American Lithium produces lithium carbonate from claystone at Tonopah
American Lithium Corp. [LI-TSXV; LIACF-OTCQB; 5LA-FSE] reported producing lithium carbonate from its 100%-owned flagship Tonopah Lithium Claims (TLC) claystone deposit 12 km northwest of Tonopah, southwestern Nevada.
Leachate produced by McClelland Laboratories in Reno, Nevada from TLC was systematically put through a base-case process to remove impurities before precipitating lithium carbonate successfully. This milestone prompted the beginning of a testing program to optimize each step of the process to improve economics and reduce waste. To facilitate this program, Dr. Jarrett Quinn, lithium mining veteran, was retained as a metallurgical consultant.
Dr. Quinn states, “The process we have currently developed, works, but continued process testing will explore each stage in detail to maximize the economics of the overall process.
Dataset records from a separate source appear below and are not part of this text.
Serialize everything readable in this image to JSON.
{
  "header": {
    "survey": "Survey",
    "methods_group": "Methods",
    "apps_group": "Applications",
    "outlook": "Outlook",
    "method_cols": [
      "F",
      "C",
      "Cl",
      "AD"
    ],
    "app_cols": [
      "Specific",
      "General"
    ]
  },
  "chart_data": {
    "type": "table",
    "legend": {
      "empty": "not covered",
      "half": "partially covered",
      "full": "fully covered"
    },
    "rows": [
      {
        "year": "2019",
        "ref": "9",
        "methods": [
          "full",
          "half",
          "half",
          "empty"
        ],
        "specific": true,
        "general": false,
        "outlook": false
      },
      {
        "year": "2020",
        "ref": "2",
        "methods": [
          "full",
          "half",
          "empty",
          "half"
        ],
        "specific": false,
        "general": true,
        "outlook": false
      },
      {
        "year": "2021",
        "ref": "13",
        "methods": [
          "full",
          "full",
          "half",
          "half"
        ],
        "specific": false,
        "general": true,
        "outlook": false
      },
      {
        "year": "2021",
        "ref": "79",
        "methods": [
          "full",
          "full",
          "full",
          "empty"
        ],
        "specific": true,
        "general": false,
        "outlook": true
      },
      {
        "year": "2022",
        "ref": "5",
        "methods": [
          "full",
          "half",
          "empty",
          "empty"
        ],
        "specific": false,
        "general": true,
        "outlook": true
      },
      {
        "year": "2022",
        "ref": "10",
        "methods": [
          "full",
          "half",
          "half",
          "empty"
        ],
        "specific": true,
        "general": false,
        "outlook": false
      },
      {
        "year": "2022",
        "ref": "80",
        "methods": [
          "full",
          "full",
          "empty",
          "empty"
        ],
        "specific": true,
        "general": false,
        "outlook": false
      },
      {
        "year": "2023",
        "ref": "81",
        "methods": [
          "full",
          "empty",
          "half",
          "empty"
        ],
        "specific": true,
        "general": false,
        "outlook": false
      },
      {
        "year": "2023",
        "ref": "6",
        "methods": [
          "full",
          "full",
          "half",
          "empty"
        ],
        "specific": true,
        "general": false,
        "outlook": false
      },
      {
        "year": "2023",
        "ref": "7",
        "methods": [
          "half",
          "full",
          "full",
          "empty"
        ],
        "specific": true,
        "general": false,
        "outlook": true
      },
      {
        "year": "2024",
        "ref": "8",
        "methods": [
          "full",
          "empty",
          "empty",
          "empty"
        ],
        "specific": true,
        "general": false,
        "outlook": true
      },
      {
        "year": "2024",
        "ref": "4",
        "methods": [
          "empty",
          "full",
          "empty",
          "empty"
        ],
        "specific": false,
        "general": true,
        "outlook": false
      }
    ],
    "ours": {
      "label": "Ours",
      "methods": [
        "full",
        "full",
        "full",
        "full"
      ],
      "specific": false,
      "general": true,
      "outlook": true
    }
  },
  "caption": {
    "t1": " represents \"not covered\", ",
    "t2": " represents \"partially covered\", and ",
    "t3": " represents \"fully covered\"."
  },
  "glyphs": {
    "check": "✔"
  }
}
Simultaneously, we will be investigating potentially game-changing and alternative technologies to evolve the process further.”
The current testing program is intended to produce design information required for the construction of a continuously operating pilot plant planned for 2021/22. The pilot plant will showcase the operations of the eventual full-scale plant. Lithium is a critical mineral that needs to be produced domestically, and the TLC project has the potential to be a low-cost, sustainable, and domestic source of this mineral.
Work to date has identified a 5.3-million-tonne measured and indicated lithium carbonate equivalent resource, with an additional 1.7 million tonnes inferred, placing the company’s resource amongst a handful of potential lithium deposits in Western North America capable of development. TLC is near surface, relatively flat-lying and a free-digging lithium sedimentary deposit that the company expects to advance through an early-stage economic study in 2020.